En estos días de pascua navideña, y posiblemente será por una especie de castigo que ahora se nos impone por este desastroso gobierno al haberlo despreciado en sus gestiones en las pasadas elecciones, se ha experimentado un crecimiento inaudito de robos, asaltos, asesinatos viles, daños a la propiedad, etc., nunca antes esto había tomado las actuales proporciones, con todo y a pesar de que el gran parlanchín habla de un ingreso mínimo per capita de los venezolanos mayor a tres mil cuatrocientos munas del norte, de la tierra de su impertérrito enemigo el tal Bush.
Debe observarse además para mayor gravedad del asunto, que tal tropelía de barbaridades en contra de una ciudadanía abandonada por el gobierno a su suerte ante la ola delictiva, que el asunto no queda circunscrito ni a la otrora hermosa sultana del Ávila, ni a otras grandes urbes, sino que ello tiene manifestaciones a nivel de todo el territorio nacional, independientemente del tamaño, nombre o región de las ciudades.
Desde el simple transeúnte, o el acomodado chofer que va en su auto a su trabajos o diligencias familiares, el estudiante, el office boy que cumple su trabajo, hasta el mas humilde integrante de Juan Pueblo, tiene que soportar inerte, y sin poder esperar nada de los mal llamados organismos policiales, que le roben su reloj, su moto, su celular, que le arrebaten sus anteojos, que le rompan los vidrios de su vehículo para robarle algún paquete, o simplemente por maldad, igual a quien viene conversando por su celular algún tema banal o extremadamente importante, a plena luz, y delante de todo el mundo le arrebatan el equipo y tan tranquilos y rampantes, los ladrones se salen con las suyas.

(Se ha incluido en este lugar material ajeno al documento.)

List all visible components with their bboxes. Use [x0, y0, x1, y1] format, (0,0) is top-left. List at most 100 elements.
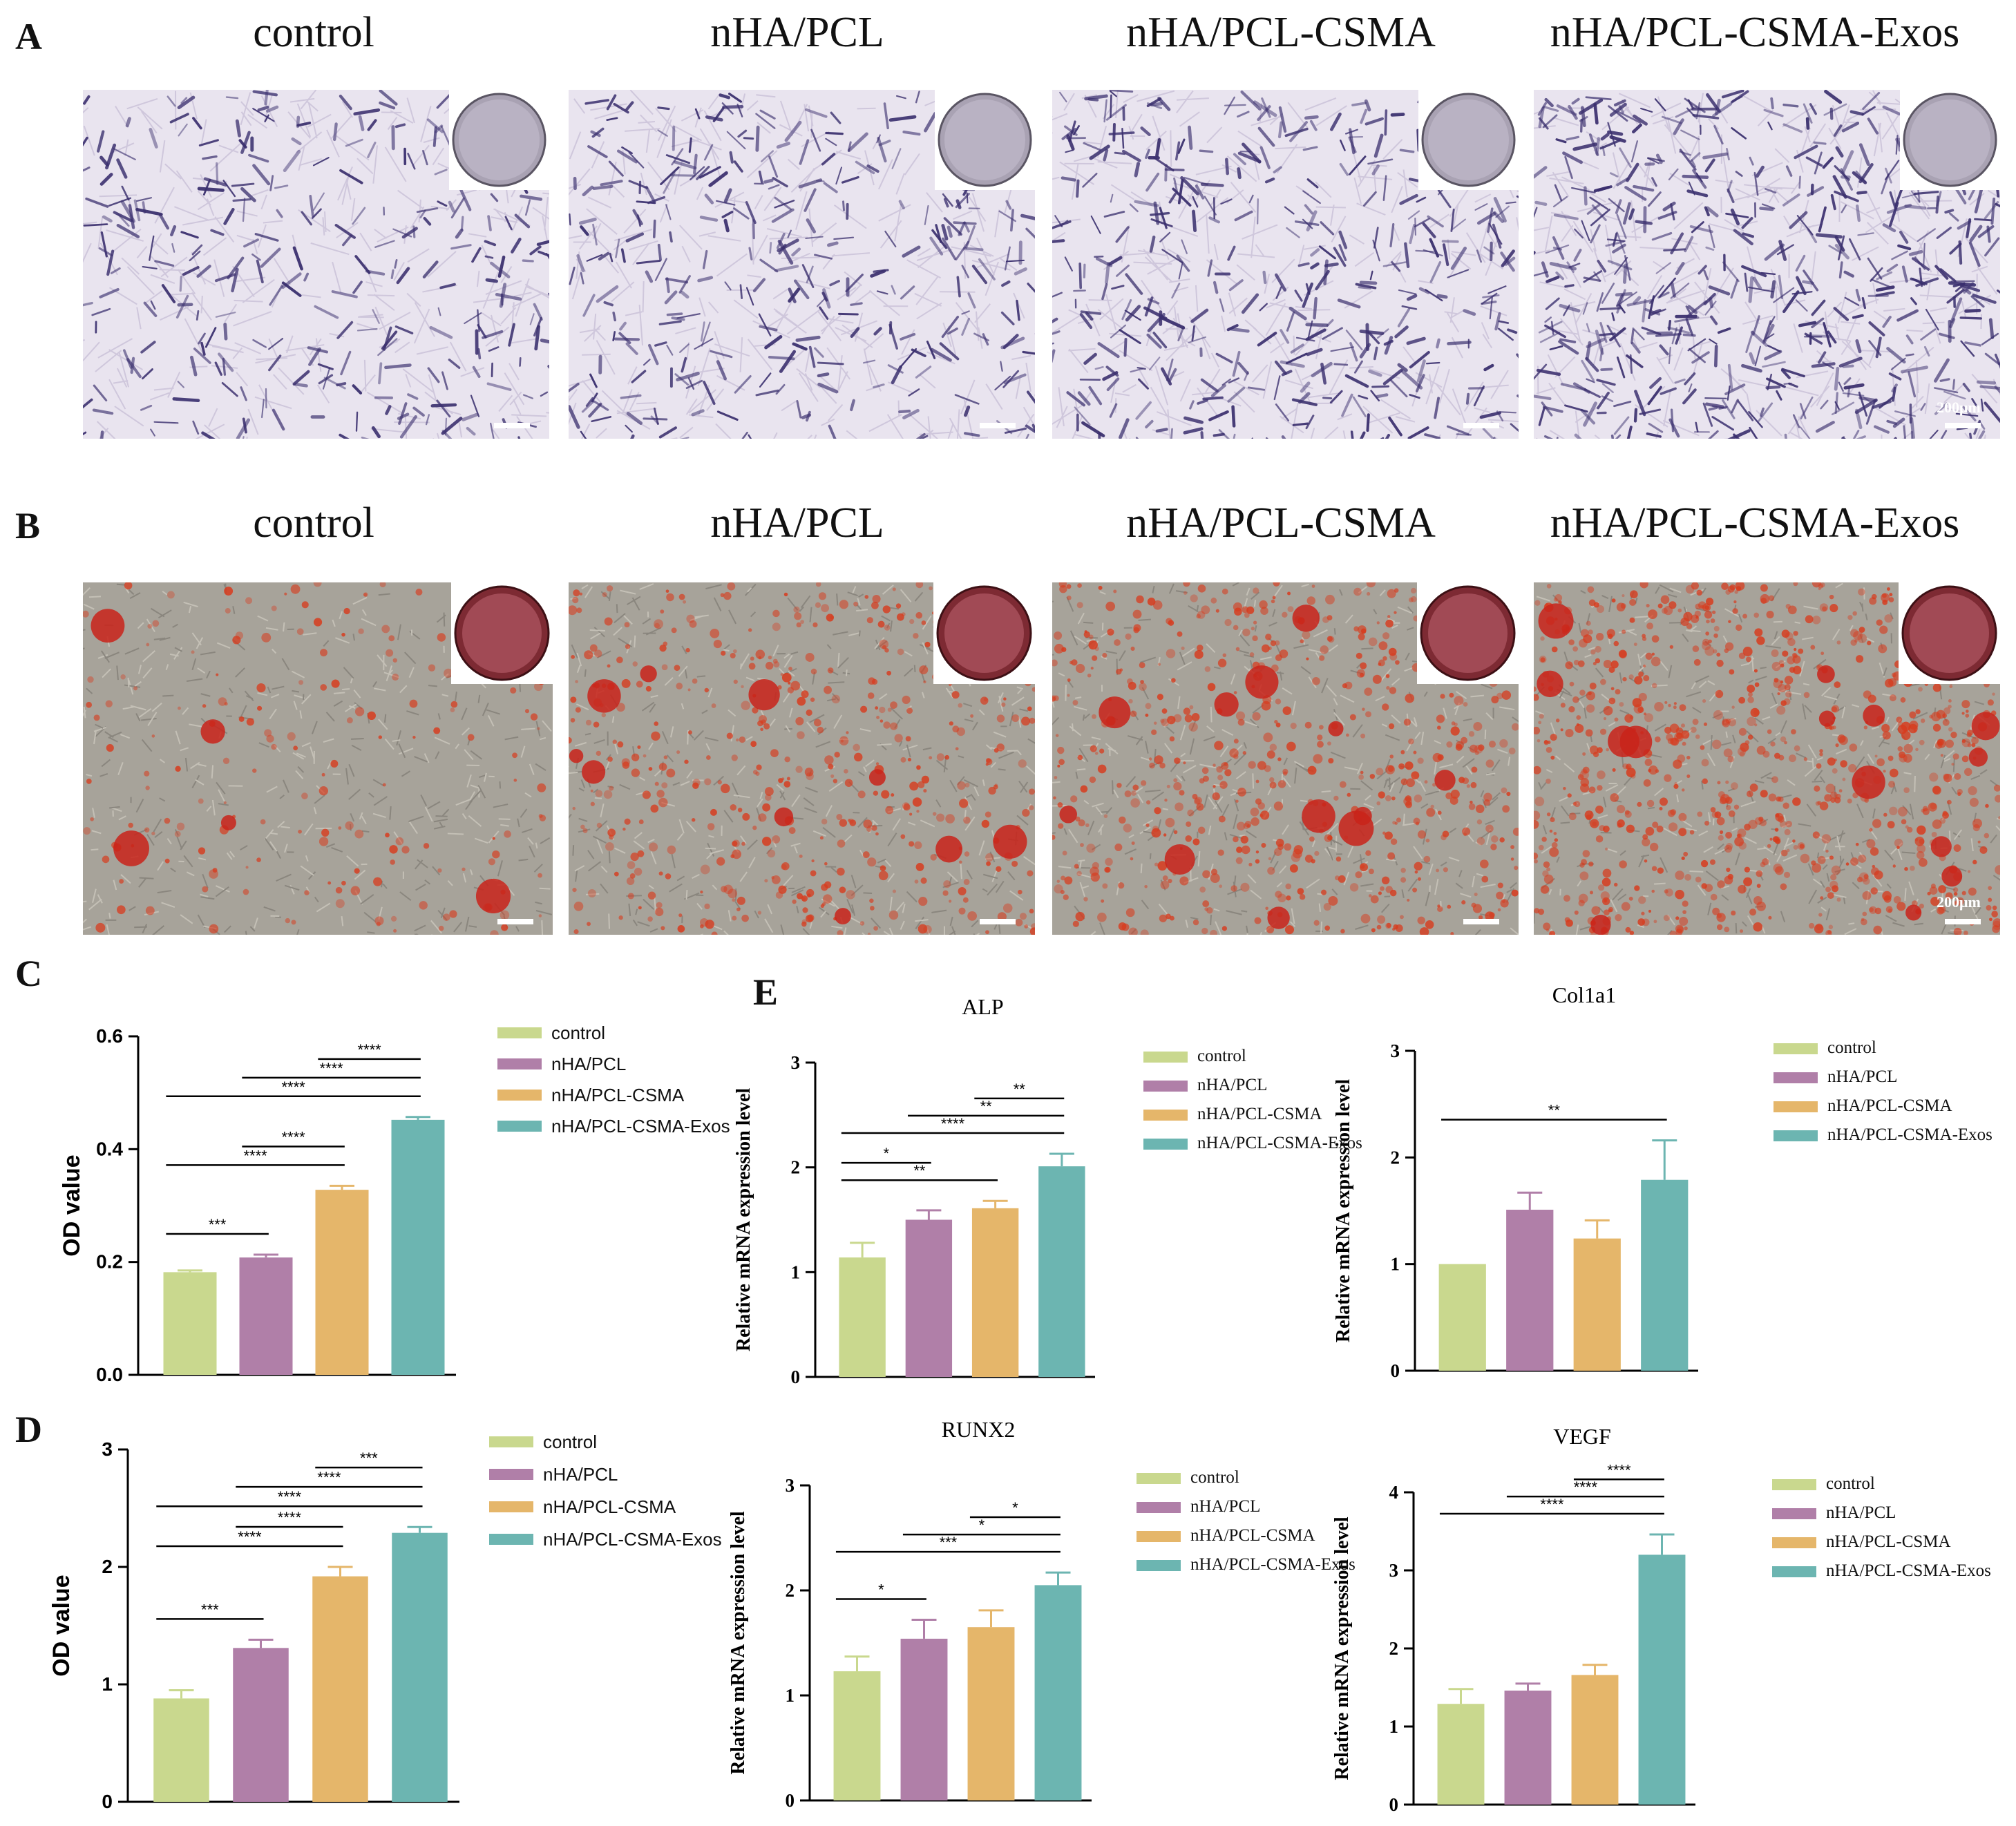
significance-label: ***: [940, 1534, 958, 1551]
chart-title: ALP: [962, 994, 1003, 1019]
axes: 0 1 2 3: [786, 1475, 1092, 1811]
axes: 0 1 2 3: [102, 1438, 459, 1812]
bar-nha-pcl-csma: [1571, 1675, 1619, 1805]
bar-nha-pcl-csma: [1573, 1238, 1621, 1371]
legend-label: nHA/PCL-CSMA: [1197, 1105, 1322, 1123]
legend-label: nHA/PCL-CSMA-Exos: [1190, 1555, 1356, 1574]
scale-bar-label: 200μm: [1937, 399, 1981, 416]
bar-nha-pcl-csma: [315, 1190, 369, 1375]
panel-a-title-nha-pcl-csma: nHA/PCL-CSMA: [1126, 9, 1436, 56]
legend-label: control: [1197, 1047, 1246, 1065]
significance-label: **: [980, 1098, 993, 1115]
legend-e-runx2: control nHA/PCL nHA/PCL-CSMA nHA/PCL-CSM…: [1137, 1468, 1385, 1586]
scale-bar-label: 200μm: [1937, 893, 1981, 911]
legend-swatch-control: [489, 1436, 533, 1447]
alp-well-inset-nha-pcl: [935, 90, 1035, 190]
legend-swatch-nha-pcl: [1143, 1081, 1188, 1092]
y-tick-label: 0: [102, 1791, 113, 1812]
y-tick-label: 1: [1389, 1716, 1399, 1737]
bar-control: [1437, 1704, 1485, 1805]
scale-bar: [1945, 919, 1981, 924]
legend-swatch-nha-pcl-csma-exos: [1773, 1130, 1818, 1141]
chart-title: Col1a1: [1552, 982, 1616, 1007]
legend-label: nHA/PCL-CSMA: [543, 1496, 676, 1517]
legend-label: nHA/PCL-CSMA: [1827, 1096, 1952, 1115]
legend-d: control nHA/PCL nHA/PCL-CSMA nHA/PCL-CSM…: [489, 1432, 752, 1556]
legend-swatch-nha-pcl-csma-exos: [1772, 1566, 1816, 1577]
bar-nha-pcl-csma: [967, 1627, 1015, 1800]
chart-title: RUNX2: [942, 1417, 1016, 1442]
legend-swatch-nha-pcl-csma: [497, 1090, 542, 1101]
ars-well-inset-nha-pcl-csma: [1417, 582, 1519, 684]
legend-swatch-control: [1773, 1043, 1818, 1054]
significance-label: ***: [209, 1216, 227, 1233]
y-tick-label: 3: [102, 1438, 113, 1460]
scale-bar: [980, 919, 1016, 924]
legend-e-col1a1: control nHA/PCL nHA/PCL-CSMA nHA/PCL-CSM…: [1773, 1038, 2008, 1156]
bar-nha-pcl-csma-exos: [392, 1532, 448, 1802]
y-tick-label: 4: [1389, 1482, 1399, 1503]
scale-bar: [497, 919, 533, 924]
significance-label: **: [1548, 1102, 1561, 1119]
significance-label: ***: [201, 1601, 219, 1618]
legend-swatch-control: [1772, 1479, 1816, 1490]
bar-nha-pcl: [1506, 1209, 1554, 1371]
legend-label: nHA/PCL: [1190, 1497, 1261, 1516]
legend-e-alp: control nHA/PCL nHA/PCL-CSMA nHA/PCL-CSM…: [1143, 1047, 1392, 1164]
panel-b-title-control: control: [253, 500, 374, 546]
legend-label: nHA/PCL: [551, 1054, 627, 1074]
panel-b-title-nha-pcl: nHA/PCL: [710, 500, 884, 546]
legend-label: nHA/PCL: [1827, 1067, 1898, 1086]
scale-bar: [1945, 423, 1981, 428]
y-tick-label: 3: [1389, 1560, 1399, 1581]
legend-swatch-nha-pcl: [1137, 1502, 1181, 1513]
significance-label: **: [1014, 1081, 1026, 1098]
legend-swatch-nha-pcl: [489, 1469, 533, 1480]
bar-control: [839, 1257, 886, 1377]
legend-swatch-nha-pcl-csma-exos: [497, 1121, 542, 1132]
significance-label: *: [1012, 1499, 1018, 1516]
y-tick-label: 0.2: [96, 1251, 123, 1273]
y-tick-label: 0: [786, 1790, 795, 1811]
bar-nha-pcl: [239, 1257, 293, 1375]
alp-well-inset-control: [449, 90, 549, 190]
legend-label: nHA/PCL-CSMA-Exos: [1826, 1561, 1991, 1580]
panel-letter-a: A: [15, 16, 42, 57]
panel-letter-b: B: [15, 505, 41, 546]
bar-nha-pcl-csma-exos: [1638, 1554, 1686, 1805]
bar-nha-pcl-csma-exos: [1641, 1179, 1689, 1371]
y-tick-label: 0.4: [96, 1138, 123, 1159]
bar-nha-pcl-csma: [971, 1208, 1019, 1377]
legend-label: nHA/PCL-CSMA: [551, 1085, 685, 1105]
y-tick-label: 1: [1391, 1254, 1400, 1275]
bar-control: [163, 1272, 217, 1375]
axes: 0 1 2 3 4: [1389, 1482, 1695, 1815]
significance-label: ****: [243, 1147, 267, 1164]
significance-label: ****: [1574, 1478, 1598, 1496]
y-tick-label: 2: [786, 1580, 795, 1601]
bar-nha-pcl: [905, 1219, 953, 1377]
y-tick-label: 2: [791, 1157, 801, 1178]
legend-swatch-control: [1143, 1052, 1188, 1063]
y-axis-label: OD value: [48, 1575, 75, 1676]
significance-label: ****: [319, 1060, 343, 1077]
significance-label: ****: [278, 1488, 302, 1505]
y-tick-label: 1: [791, 1262, 801, 1282]
panel-letter-e: E: [753, 971, 779, 1013]
y-tick-label: 0: [791, 1367, 801, 1387]
y-tick-label: 2: [102, 1556, 113, 1577]
legend-swatch-nha-pcl-csma: [1137, 1531, 1181, 1542]
y-tick-label: 0.0: [96, 1364, 123, 1385]
ars-well-inset-nha-pcl-csma-exos: [1899, 582, 2000, 684]
significance-label: *: [979, 1516, 985, 1534]
ars-well-inset-control: [451, 582, 553, 684]
scale-bar: [494, 423, 530, 428]
legend-label: nHA/PCL-CSMA-Exos: [543, 1529, 722, 1550]
significance-label: ****: [941, 1115, 965, 1132]
y-tick-label: 0: [1391, 1360, 1400, 1381]
panel-a-title-control: control: [253, 9, 374, 56]
legend-swatch-nha-pcl: [497, 1058, 542, 1069]
legend-swatch-nha-pcl-csma: [1143, 1110, 1188, 1121]
y-axis-label: OD value: [59, 1154, 85, 1256]
legend-label: nHA/PCL-CSMA: [1190, 1526, 1315, 1545]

Esto no solo lo sabe el pueblo, también llega a los oídos de los funcionarios, pero como si nos les perturbara el sueño, nada se hace para controlarlo ni sancionarlo, es un furor por el desorden y atropello a la ciudadanía.
Ya imaginamos al señor Ministro de Desinteriores e Injusticias comentando lo que le viene en gana en torno a que las estadísticas demuestran el bajo crecimiento geométrico de la delincuencia navideña, frente al incremento desmedido que existía de la misma durante los gobiernos anteriores, o la necesidad inminente de atender asuntos tan delicados como la misión basura, que requiere de la custodia de las mal llamadas organizaciones policiales, y su eventual corrección con la Ley de Policía Nacional, o sabrá Ud. cuantos dislates mas para justificar lo injustificable y procurar disimular la incapacidad del Estado para cumplir sus cometidos.
Estamos como se dice en el argot popular, sin control y en despoblado. Aquí en este país, cada uno hace lo que le viene en gana, y en especial aquellos que son afectos al gobierno, o que cometen alguna fechoría, que a los gobierneros les gusta porque con eso, le están metiendo el dedo en el ojo a los que no votaron por ellos, o a los mèndigos inclementes que suelen utilizar para amedrentar a la población indefensa, en mítines y bochinches en los barrios.
La situación de inseguridad bajo la cual nos han puesto a vivir hace muy seriamente que se piense que todo ello es burdamente organizado o cohonestado por la gente que dice nos gobierna. No hay otra forma de entender el crecimiento desmedido de la delincuencia y la ausencia evidente de planes, organización, equipos e instituciones para combatirlas.